Ah, Florida-what a fantastic place to live if you love sports. Nine professional franchises among the four major sports and three of the most dominant college football programs in the country. Let's not forget all the sun, sand and surf either-oh, and hurricanes that will destroy your life!
Whoops, I guess life is a little less rosy these days for the average sports fan from the Sunshine State. Don't get me wrong, it's probably a lovely place to live 99 percent of the time. It's just that other 1 percent of the time-those days you spend nailing plywood to cover up everything, only to helplessly watch as 150 mph winds crumble your home like a house of cards-that it might become difficult to suddenly care about how the Tampa Bay Buccaneers will fare this year without Warren Sapp.

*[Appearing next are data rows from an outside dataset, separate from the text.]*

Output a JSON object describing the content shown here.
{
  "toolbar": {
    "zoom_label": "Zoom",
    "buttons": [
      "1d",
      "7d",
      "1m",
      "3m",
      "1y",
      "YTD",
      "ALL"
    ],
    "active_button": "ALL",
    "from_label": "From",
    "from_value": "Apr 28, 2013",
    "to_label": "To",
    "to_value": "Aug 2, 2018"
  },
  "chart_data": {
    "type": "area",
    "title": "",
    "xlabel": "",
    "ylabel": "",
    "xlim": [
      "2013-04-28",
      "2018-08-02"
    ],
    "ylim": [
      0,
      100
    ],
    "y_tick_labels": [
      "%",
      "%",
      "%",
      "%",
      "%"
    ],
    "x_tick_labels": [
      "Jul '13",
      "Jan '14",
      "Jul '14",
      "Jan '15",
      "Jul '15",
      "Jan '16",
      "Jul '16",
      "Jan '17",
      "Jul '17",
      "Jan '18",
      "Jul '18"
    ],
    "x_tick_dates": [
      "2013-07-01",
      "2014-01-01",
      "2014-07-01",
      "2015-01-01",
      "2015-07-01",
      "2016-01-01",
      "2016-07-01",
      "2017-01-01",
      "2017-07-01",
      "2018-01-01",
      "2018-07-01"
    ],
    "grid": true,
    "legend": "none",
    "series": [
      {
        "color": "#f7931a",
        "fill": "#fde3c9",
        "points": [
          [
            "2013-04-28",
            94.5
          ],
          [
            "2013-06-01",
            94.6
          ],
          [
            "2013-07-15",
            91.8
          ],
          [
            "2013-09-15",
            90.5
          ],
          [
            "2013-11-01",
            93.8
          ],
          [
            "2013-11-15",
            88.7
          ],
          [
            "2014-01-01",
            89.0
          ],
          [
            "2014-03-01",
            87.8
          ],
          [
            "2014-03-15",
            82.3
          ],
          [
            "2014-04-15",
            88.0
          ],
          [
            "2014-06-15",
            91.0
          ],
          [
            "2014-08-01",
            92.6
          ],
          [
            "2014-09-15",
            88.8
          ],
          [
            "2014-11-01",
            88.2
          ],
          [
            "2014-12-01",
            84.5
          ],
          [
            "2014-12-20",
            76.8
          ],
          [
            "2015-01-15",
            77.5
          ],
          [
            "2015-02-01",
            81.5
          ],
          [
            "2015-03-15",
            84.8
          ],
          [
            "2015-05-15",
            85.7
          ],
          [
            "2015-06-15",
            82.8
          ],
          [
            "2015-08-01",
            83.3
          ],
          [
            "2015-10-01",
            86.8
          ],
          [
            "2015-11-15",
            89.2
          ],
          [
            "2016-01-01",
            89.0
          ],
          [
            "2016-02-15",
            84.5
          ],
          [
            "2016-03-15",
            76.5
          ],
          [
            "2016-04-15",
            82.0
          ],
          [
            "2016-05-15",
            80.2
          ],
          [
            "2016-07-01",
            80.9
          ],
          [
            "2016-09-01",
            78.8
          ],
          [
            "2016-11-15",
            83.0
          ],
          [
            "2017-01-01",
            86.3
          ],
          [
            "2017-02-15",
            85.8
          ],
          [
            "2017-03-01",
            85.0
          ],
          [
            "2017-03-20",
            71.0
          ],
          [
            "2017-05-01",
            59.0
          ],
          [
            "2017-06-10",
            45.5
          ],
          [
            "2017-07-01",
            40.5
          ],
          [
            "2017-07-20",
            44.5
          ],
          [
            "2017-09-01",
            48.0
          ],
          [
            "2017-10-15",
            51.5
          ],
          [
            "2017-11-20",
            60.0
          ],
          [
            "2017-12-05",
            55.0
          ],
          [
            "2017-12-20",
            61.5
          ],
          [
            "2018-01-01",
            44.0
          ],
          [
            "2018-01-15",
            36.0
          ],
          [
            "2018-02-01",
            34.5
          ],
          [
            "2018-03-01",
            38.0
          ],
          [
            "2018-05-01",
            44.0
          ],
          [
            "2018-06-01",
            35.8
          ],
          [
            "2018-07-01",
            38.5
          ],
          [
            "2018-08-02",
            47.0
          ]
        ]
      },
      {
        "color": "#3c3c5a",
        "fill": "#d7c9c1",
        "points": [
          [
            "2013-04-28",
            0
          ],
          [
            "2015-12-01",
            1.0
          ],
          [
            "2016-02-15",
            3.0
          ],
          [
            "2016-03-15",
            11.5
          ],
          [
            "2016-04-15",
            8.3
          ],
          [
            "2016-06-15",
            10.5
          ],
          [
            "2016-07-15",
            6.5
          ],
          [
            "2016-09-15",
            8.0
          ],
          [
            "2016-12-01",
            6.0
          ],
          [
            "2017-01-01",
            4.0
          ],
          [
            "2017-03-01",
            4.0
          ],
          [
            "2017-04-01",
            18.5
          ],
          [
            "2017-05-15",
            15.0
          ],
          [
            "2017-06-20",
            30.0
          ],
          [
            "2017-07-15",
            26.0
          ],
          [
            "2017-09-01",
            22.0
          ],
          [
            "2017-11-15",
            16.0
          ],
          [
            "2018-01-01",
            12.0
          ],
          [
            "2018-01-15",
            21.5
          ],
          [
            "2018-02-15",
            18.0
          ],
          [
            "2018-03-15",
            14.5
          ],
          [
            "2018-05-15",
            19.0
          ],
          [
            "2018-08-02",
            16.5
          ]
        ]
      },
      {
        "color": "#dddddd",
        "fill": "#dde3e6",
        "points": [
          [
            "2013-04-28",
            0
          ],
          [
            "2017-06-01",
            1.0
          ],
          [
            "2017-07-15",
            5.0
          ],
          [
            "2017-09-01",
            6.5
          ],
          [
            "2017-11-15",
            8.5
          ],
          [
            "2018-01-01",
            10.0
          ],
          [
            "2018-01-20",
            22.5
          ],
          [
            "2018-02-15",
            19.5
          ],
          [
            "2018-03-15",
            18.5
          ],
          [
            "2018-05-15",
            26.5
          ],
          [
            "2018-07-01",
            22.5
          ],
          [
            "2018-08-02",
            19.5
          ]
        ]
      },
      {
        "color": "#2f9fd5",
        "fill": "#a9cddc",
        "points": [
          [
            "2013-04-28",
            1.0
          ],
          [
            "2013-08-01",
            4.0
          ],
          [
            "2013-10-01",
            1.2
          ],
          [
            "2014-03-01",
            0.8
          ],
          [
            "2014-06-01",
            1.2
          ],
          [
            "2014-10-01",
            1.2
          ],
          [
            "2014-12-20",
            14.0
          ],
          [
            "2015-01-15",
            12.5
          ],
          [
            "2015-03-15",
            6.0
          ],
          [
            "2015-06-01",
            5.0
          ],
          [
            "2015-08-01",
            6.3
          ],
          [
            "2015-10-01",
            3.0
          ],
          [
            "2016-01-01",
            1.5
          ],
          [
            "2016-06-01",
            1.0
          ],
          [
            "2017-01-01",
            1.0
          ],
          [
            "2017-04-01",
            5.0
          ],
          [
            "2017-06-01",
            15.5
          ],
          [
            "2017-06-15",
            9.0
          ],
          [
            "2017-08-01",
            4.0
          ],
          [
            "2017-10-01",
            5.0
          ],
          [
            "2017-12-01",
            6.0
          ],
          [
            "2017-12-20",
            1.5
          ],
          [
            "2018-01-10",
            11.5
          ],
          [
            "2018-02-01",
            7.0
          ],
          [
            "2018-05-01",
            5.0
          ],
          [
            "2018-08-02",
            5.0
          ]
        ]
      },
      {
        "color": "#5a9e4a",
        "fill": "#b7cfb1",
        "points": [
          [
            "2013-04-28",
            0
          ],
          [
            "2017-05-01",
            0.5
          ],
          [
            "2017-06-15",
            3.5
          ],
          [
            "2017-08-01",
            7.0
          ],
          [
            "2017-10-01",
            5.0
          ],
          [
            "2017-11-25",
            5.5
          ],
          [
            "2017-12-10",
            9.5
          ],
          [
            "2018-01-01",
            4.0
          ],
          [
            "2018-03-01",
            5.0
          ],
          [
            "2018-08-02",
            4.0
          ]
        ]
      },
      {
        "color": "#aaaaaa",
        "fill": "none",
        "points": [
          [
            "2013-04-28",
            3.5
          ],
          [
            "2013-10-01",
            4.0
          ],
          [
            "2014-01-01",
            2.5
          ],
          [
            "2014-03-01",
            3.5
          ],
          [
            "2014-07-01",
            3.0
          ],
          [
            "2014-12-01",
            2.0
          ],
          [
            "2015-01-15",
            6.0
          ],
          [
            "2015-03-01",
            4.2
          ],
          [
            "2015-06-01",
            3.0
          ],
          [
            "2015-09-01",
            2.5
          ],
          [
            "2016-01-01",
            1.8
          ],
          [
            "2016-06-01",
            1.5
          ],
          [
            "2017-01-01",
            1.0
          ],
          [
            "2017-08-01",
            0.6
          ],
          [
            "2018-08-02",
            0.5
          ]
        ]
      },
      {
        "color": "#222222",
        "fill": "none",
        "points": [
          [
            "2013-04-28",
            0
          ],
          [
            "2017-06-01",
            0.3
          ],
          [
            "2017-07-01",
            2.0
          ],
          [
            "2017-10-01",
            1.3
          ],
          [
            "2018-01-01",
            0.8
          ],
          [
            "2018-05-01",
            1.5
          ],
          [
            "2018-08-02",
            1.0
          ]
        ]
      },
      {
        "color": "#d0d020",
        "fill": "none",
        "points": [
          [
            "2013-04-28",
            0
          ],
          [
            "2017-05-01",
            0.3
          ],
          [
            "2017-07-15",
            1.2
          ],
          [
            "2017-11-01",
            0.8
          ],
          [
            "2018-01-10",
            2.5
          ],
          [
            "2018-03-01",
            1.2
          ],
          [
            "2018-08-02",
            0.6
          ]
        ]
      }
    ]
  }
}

It is a bit beyond my comprehension why anyone would want to live somewhere where there is a distinct threat each and every summer that Mother Nature will kill you. What I do know is the sports teams in Florida have been admirably scrambling to play their games and provide much-needed diversions to the state's weather-beaten residents, who lately have been getting the kind of doom-and-gloom forecasts usually reserved for use by the Dept. of Homeland Security.
First there was the six-day delay of the first major college football game of the fall-Florida State versus Miami, postponed due to Hurricane Frances. That game was played Friday night and was possibly the only time recently that anyone in the state-outside of the losing Seminoles, that is-actually enjoyed Hurricanes being on the move.
Then the Miami Dolphins, wary of Hurricane Ivan, moved up their National Football League season-opener one day to Saturday and lost 17-7 to the Tennessee Titans. Of course out in the Caribbean, Ivan slowed to a crawl-just like the Dolphins' offense after Ricky Williams took the 4:20 bus out of town-and the teams could have actually played the game as originally scheduled.
A crueler fate struck the nation's southernmost baseball team, however. The Florida Marlins have already had a string of rainouts this summer. To ensure the team would actually get to play some games, Major League Baseball decided that the Marlins, already in Chicago this past weekend to play the Cubs at Wrigley, would stay in the Windy City Monday and Tuesday to play the first two games of their series against Montreal across town at U.S. Cellular Field. It's a good thing both teams are used to playing before sparse crowds, because I doubt the Southsiders are going to come out in droves to watch mediocre baseball. They get enough of that from the White Sox.
Here in Wisconsin, it's rather difficult to comprehend all this reshuffling of sports due to weather. We get it all-wind, rain, hail, sleet and snow-but they're mere annoyances. Locusts could be falling from the sky and we wouldn't really care unless it interrupted the Packer game, because that's what's really important.
However, Charley, Frances and Ivan have put at least one thing in perspective-it's definitely better to be living in Wisconsin. Because here, what we Badger fans have to worry about the most is not the eye of a hurricane ruining our lives, but the eye of Anthony Davis ruining our football season.